A MindGeek non plus, on n’est pas convaincu du bien fondé de la loi. « Nous croyons fermement que les parents sont les mieux placés pour surveiller les habitudes de navigation de leurs enfants et la nouvelle loi n’est pas un remède miracle », estime James Clark.
Éduquer au porno
« Le gouvernement créé un problème qui n’existe pas en parlant des enfants qui tombent sur du porno par accident », pense Blake. Et de citer un compte rendu d’Ofcom, l’organisme des communications britannique, des études sur les jeunes et le porno : il existerait une corrélation positive entre un large accès aux médias sexuels et un taux plus bas de maladies sexuellement transmissibles, de grossesses chez les adolescents et d’agressions sexuelles.
« La pornographie peut être un outil très utile à l’exploration sexuelle, abonde Rosie Hodson, amateure de porno et nouvellement réalisatrice, qui fait son doctorat sur la loi.
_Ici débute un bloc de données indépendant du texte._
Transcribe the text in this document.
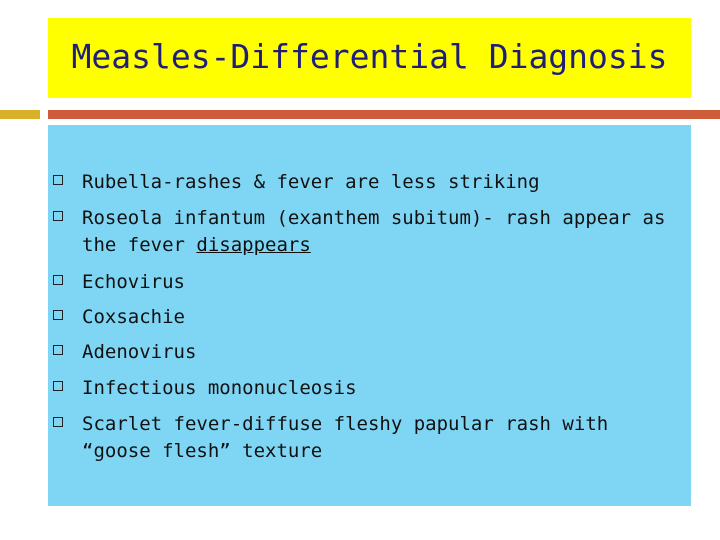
Measles-Differential Diagnosis
Rubella-rashes & fever are less striking
Roseola infantum (exanthem subitum)- rash appear as the fever disappears
Echovirus
Coxsachie
Adenovirus
Infectious mononucleosis
Scarlet fever-diffuse fleshy papular rash with “goose flesh” texture
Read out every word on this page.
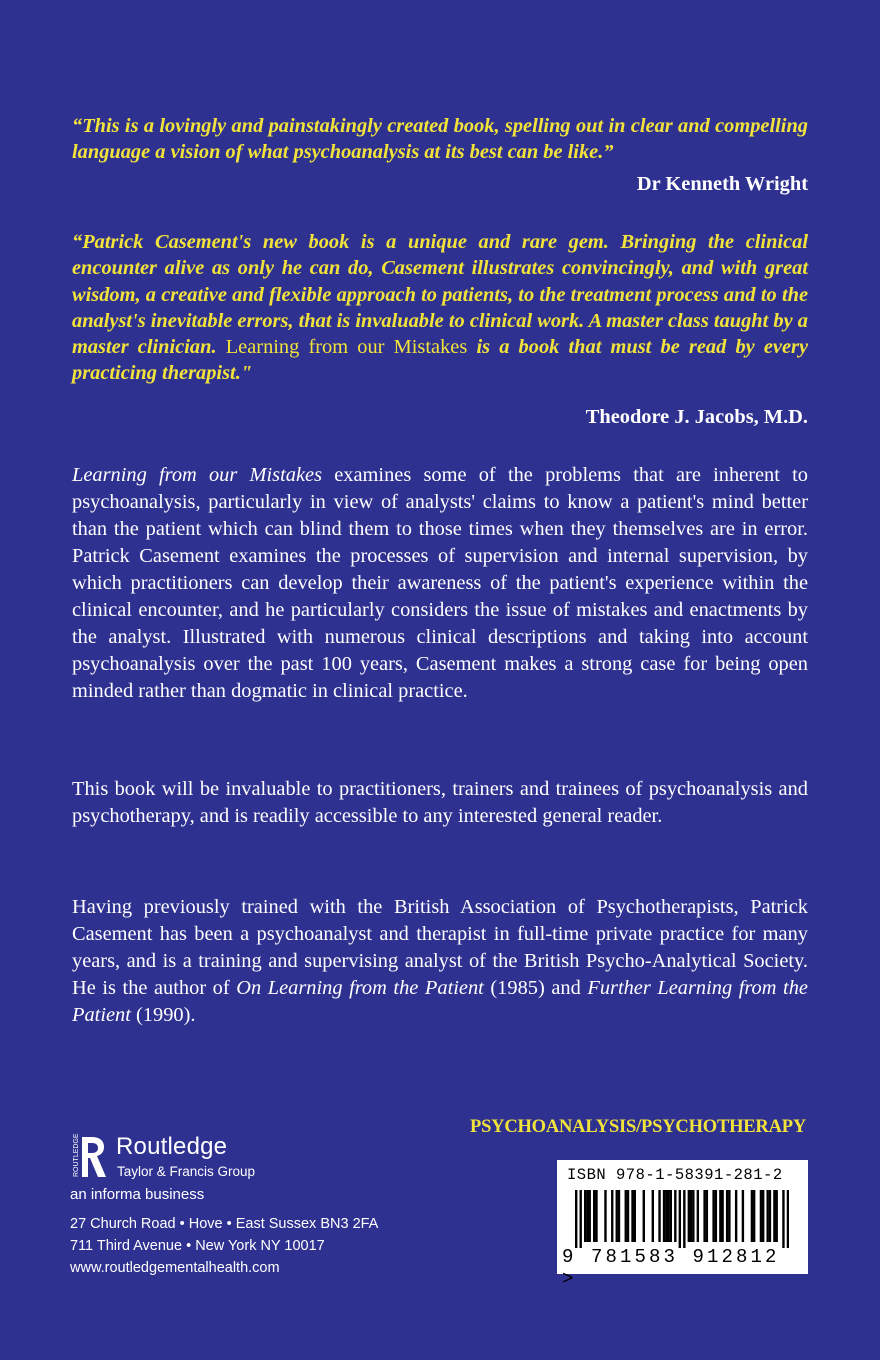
“This is a lovingly and painstakingly created book, spelling out in clear and compelling language a vision of what psychoanalysis at its best can be like.”
Dr Kenneth Wright
“Patrick Casement's new book is a unique and rare gem. Bringing the clinical encounter alive as only he can do, Casement illustrates convincingly, and with great wisdom, a creative and flexible approach to patients, to the treatment process and to the analyst's inevitable errors, that is invaluable to clinical work. A master class taught by a master clinician. Learning from our Mistakes is a book that must be read by every practicing therapist."
Theodore J. Jacobs, M.D.
Learning from our Mistakes examines some of the problems that are inherent to psychoanalysis, particularly in view of analysts' claims to know a patient's mind better than the patient which can blind them to those times when they themselves are in error. Patrick Casement examines the processes of supervision and internal supervision, by which practitioners can develop their awareness of the patient's experience within the clinical encounter, and he particularly considers the issue of mistakes and enactments by the analyst. Illustrated with numerous clinical descriptions and taking into account psychoanalysis over the past 100 years, Casement makes a strong case for being open minded rather than dogmatic in clinical practice.
This book will be invaluable to practitioners, trainers and trainees of psychoanalysis and psychotherapy, and is readily accessible to any interested general reader.
Having previously trained with the British Association of Psychotherapists, Patrick Casement has been a psychoanalyst and therapist in full-time private practice for many years, and is a training and supervising analyst of the British Psycho-Analytical Society. He is the author of On Learning from the Patient (1985) and Further Learning from the Patient (1990).
PSYCHOANALYSIS/PSYCHOTHERAPY
ROUTLEDGE Routledge
Taylor & Francis Group
an informa business
27 Church Road • Hove • East Sussex BN3 2FA
711 Third Avenue • New York NY 10017
www.routledgementalhealth.com
ISBN 978-1-58391-281-2
9 781583 912812 >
Réduire cette diversité risque d’augmenter l’inconfort et le malaise de ceux dont la sexualité est non-normative, sauf si d’autres ressources sont en place et accessibles. »
« Le gouvernement devrait plutôt fournir l’argent nécessaire à une bonne éducation sexuelle et améliorer l’esprit critique des ados », estime Blake. Pour iel, l’argument de la protection de la jeunesse, alors même que le gouvernement ferme les clubs de jeunes et coupe les budgets des écoles, est hypocrite. « Peut-être faudrait-il leurs expliquer comment un porno est fait, le fait que ce sont des acteurs et que le film est édité, que s’il n’y a pas de préservatif les acteurs ont probablement été testés, s’il y a du sexe anal ils ont probablement passé dix minutes à se préparer avec du lubrifiant. C’est comme un film d’action, tu n’apprendrais pas à conduire une voiture en regardant un film de go fast. »
[Edit] : Mardi 9 octobre, nous avons modifié l’article pour faire apparaitre que les adresses emails et les passeports sont chiffrés et ne sont pas associés aux données de navigations.